Existe una gran variedad de juegos que podríamos calificar de peligrosos. Juegos dónde los participantes buscan algún tipo de satisfacción o goce gracias al morbo que da sentir librarse de las fatales consecuencias que pueden acarrear dichas aficiones, al mismo tiempo que otorga placer al ver como el contrincante queda bien jodido. Juegos como la ruleta rusa, dónde los participantes se van pasando una pistola cargada con una única bala, se apuntan a la cabeza y accionan en gatillo para ver si ésta se dispara. También está el juego del gallina, dónde dos participantes se colocan con sus coches en una larga autopista, cada uno en un extremo, y corren hacia el otro hasta ver quién de los dos se retira antes de colisionar. Evidentemente pierde aquél que es un gallina, aquél que da un volantazo antes de que ambos coches choquen a más de ciento cincuenta kilómetros por hora. También los hay con su toque sexual, dónde un grupo de personas deciden participar en una orgía con la incertidumbre de desconocer quién de todos ellos tiene sida. Evidentemente a esto se juega sin condón. Lo llaman “pegarse el bichito”.

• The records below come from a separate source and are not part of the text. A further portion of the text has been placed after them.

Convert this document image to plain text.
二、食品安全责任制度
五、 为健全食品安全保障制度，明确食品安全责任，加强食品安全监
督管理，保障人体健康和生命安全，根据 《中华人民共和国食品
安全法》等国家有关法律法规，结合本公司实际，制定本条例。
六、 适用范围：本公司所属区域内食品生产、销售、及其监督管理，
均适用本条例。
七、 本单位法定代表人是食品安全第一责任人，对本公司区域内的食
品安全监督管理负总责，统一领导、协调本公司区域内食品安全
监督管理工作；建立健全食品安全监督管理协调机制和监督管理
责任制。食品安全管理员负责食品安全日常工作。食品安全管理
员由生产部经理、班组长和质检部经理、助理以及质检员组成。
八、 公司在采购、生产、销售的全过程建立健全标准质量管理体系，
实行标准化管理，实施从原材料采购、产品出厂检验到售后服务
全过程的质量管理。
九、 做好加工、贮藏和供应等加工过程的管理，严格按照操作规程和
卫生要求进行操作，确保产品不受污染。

Evidentemente la gente que participa en este tipo de juegos no busca ser el eliminado. Por descontado que ninguno de ellos quiere ser quién se pegue un tiro en la cabeza, sino que buscan algún tipo de estímulo respuesta provocado por acciones que pueden atentar contra su propia vida. Librarse cinco veces del tiro en la cabeza puede dar la sensación de ser invencible, mantenerte firme al volante sin girarlo dejando que sea el contrincante quién ceda en la carretera puede provocar algún tipo orgullo, de coraje, de valentía mientras que al otro no le queda más que los calificativos de cobarde, de perdedor…

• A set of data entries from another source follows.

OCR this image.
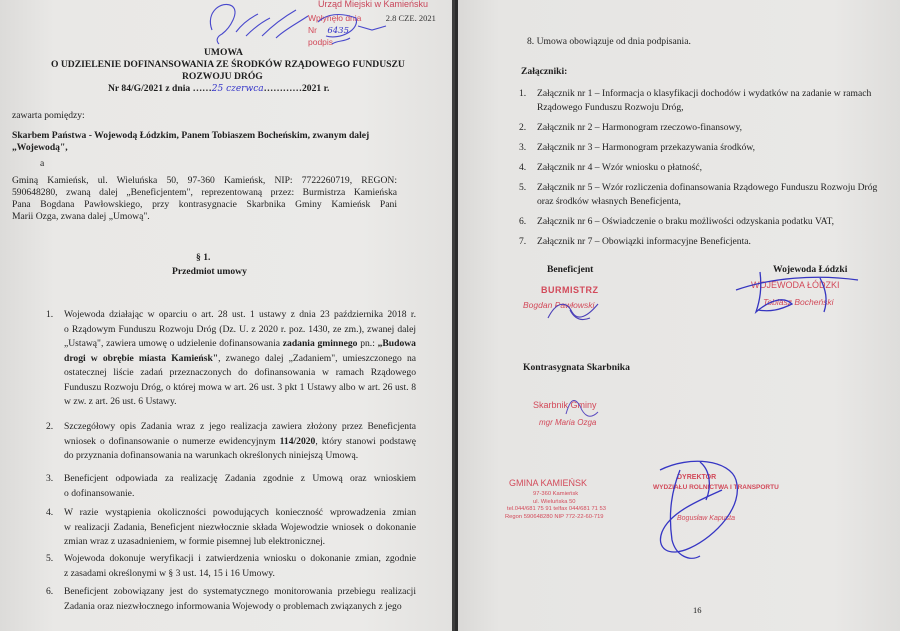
UMOWA
O UDZIELENIE DOFINANSOWANIA ZE ŚRODKÓW RZĄDOWEGO FUNDUSZU
ROZWOJU DRÓG
Nr 84/G/2021 z dnia ……25 czerwca…………2021 r.
zawarta pomiędzy:
Skarbem Państwa - Wojewodą Łódzkim, Panem Tobiaszem Bocheńskim, zwanym dalej
„Wojewodą",
a
Gminą Kamieńsk, ul. Wieluńska 50, 97-360 Kamieńsk, NIP: 7722260719, REGON:
590648280, zwaną dalej „Beneficjentem", reprezentowaną przez: Burmistrza Kamieńska
Pana Bogdana Pawłowskiego, przy kontrasygnacie Skarbnika Gminy Kamieńsk Pani
Marii Ozga, zwana dalej „Umową".
§ 1.
Przedmiot umowy
1. Wojewoda działając w oparciu o art. 28 ust. 1 ustawy z dnia 23 października 2018 r.
o Rządowym Funduszu Rozwoju Dróg (Dz. U. z 2020 r. poz. 1430, ze zm.), zwanej dalej
„Ustawą", zawiera umowę o udzielenie dofinansowania zadania gminnego pn.: „Budowa
drogi w obrębie miasta Kamieńsk", zwanego dalej „Zadaniem", umieszczonego na
ostatecznej liście zadań przeznaczonych do dofinansowania w ramach Rządowego
Funduszu Rozwoju Dróg, o której mowa w art. 26 ust. 3 pkt 1 Ustawy albo w art. 26 ust. 8
w zw. z art. 26 ust. 6 Ustawy.
2. Szczegółowy opis Zadania wraz z jego realizacja zawiera złożony przez Beneficjenta
wniosek o dofinansowanie o numerze ewidencyjnym 114/2020, który stanowi podstawę
do przyznania dofinansowania na warunkach określonych niniejszą Umową.
3. Beneficjent odpowiada za realizację Zadania zgodnie z Umową oraz wnioskiem
o dofinansowanie.
4. W razie wystąpienia okoliczności powodujących konieczność wprowadzenia zmian
w realizacji Zadania, Beneficjent niezwłocznie składa Wojewodzie wniosek o dokonanie
zmian wraz z uzasadnieniem, w formie pisemnej lub elektronicznej.
5. Wojewoda dokonuje weryfikacji i zatwierdzenia wniosku o dokonanie zmian, zgodnie
z zasadami określonymi w § 3 ust. 14, 15 i 16 Umowy.
6. Beneficjent zobowiązany jest do systematycznego monitorowania przebiegu realizacji
Zadania oraz niezwłocznego informowania Wojewody o problemach związanych z jego
8. Umowa obowiązuje od dnia podpisania.
Załączniki:
1. Załącznik nr 1 – Informacja o klasyfikacji dochodów i wydatków na zadanie w ramach
Rządowego Funduszu Rozwoju Dróg,
2. Załącznik nr 2 – Harmonogram rzeczowo-finansowy,
3. Załącznik nr 3 – Harmonogram przekazywania środków,
4. Załącznik nr 4 – Wzór wniosku o płatność,
5. Załącznik nr 5 – Wzór rozliczenia dofinansowania Rządowego Funduszu Rozwoju Dróg
oraz środków własnych Beneficjenta,
6. Załącznik nr 6 – Oświadczenie o braku możliwości odzyskania podatku VAT,
7. Załącznik nr 7 – Obowiązki informacyjne Beneficjenta.
Beneficjent	Wojewoda Łódzki
BURMISTRZ
Bogdan Pawłowski
WOJEWODA ŁÓDZKI
Tobiasz Bocheński
Kontrasygnata Skarbnika
Skarbnik Gminy
mgr Maria Ozga
GMINA KAMIEŃSK
97-360 Kamieńsk
ul. Wieluńska 50
tel.044/681 75 91 telfax 044/681 71 53
Regon 590648280 NIP 772-22-60-719
DYREKTOR
WYDZIAŁU ROLNICTWA I TRANSPORTU
Bogusław Kapusta
16
Urząd Miejski w Kamieńsku
Wpłynęło dnia	2.8 CZE. 2021
Nr 6435
podpis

Por suerte son muy pocos quienes valoran tan poco su vida cómo para ponerla en juego por una cuestión de orgullo o excitación, siendo la mayoría conscientes que ese tipo de aficiones son más que peligrosas, donde el concepto de la suerte toma una fuerza arrolladora. Sin embargo, diría que este tipo de juegos terminan siendo adaptados a ciertas actitudes que alentamos todos en algún momento dado de nuestras vidas, aunque variemos su finalidad, convirtiéndolos en pulsos contra los demás para escurrir el bulto.
Hablo de experiencias ligadas a los problemas cotidianos. Por ejemplo, una persona cae en una depresión, por lo que sea, y decide encerrarse en casa. No habla con nadie, no quiere que su familia y amigos se acerquen y llora desconsoladamente día y noche. Amigos y familiares son conscientes de esta situación, saben lo que pasa y lo que tienen que hacer en su deber moral y ético para ayudar. Tienen que sacar a esa persona del agujero en el que se está metiendo. Sin embargo el nivel de implicación de cada uno de ellos es completamente distinto. Al final unos pocos tiran del carro mientras que los demás deciden colgarse las medallas. Pero ¿qué pasa cuando todos ellos juegan al gallina? ¿Qué pasaría si, de repente, todos esperasen a que fueran los demás quiénes tomasen las decisiones correspondientes para ayudar a la persona que se ha encerrado, desentendiéndose para forzar al otro que actúe? Al final, quién da el volantazo lo hace lleno de indignación, cabreado porque ha perdido porque su esquema de valores le impide desentenderse mientras que su oponente gana. Si se produce el choque, si ninguno cede, el golpe se lo lleva la persona que está en medio, la que espera ser salvada por su círculo, seguramente ajena al juego o la batalla que se está librando torno a su presencia.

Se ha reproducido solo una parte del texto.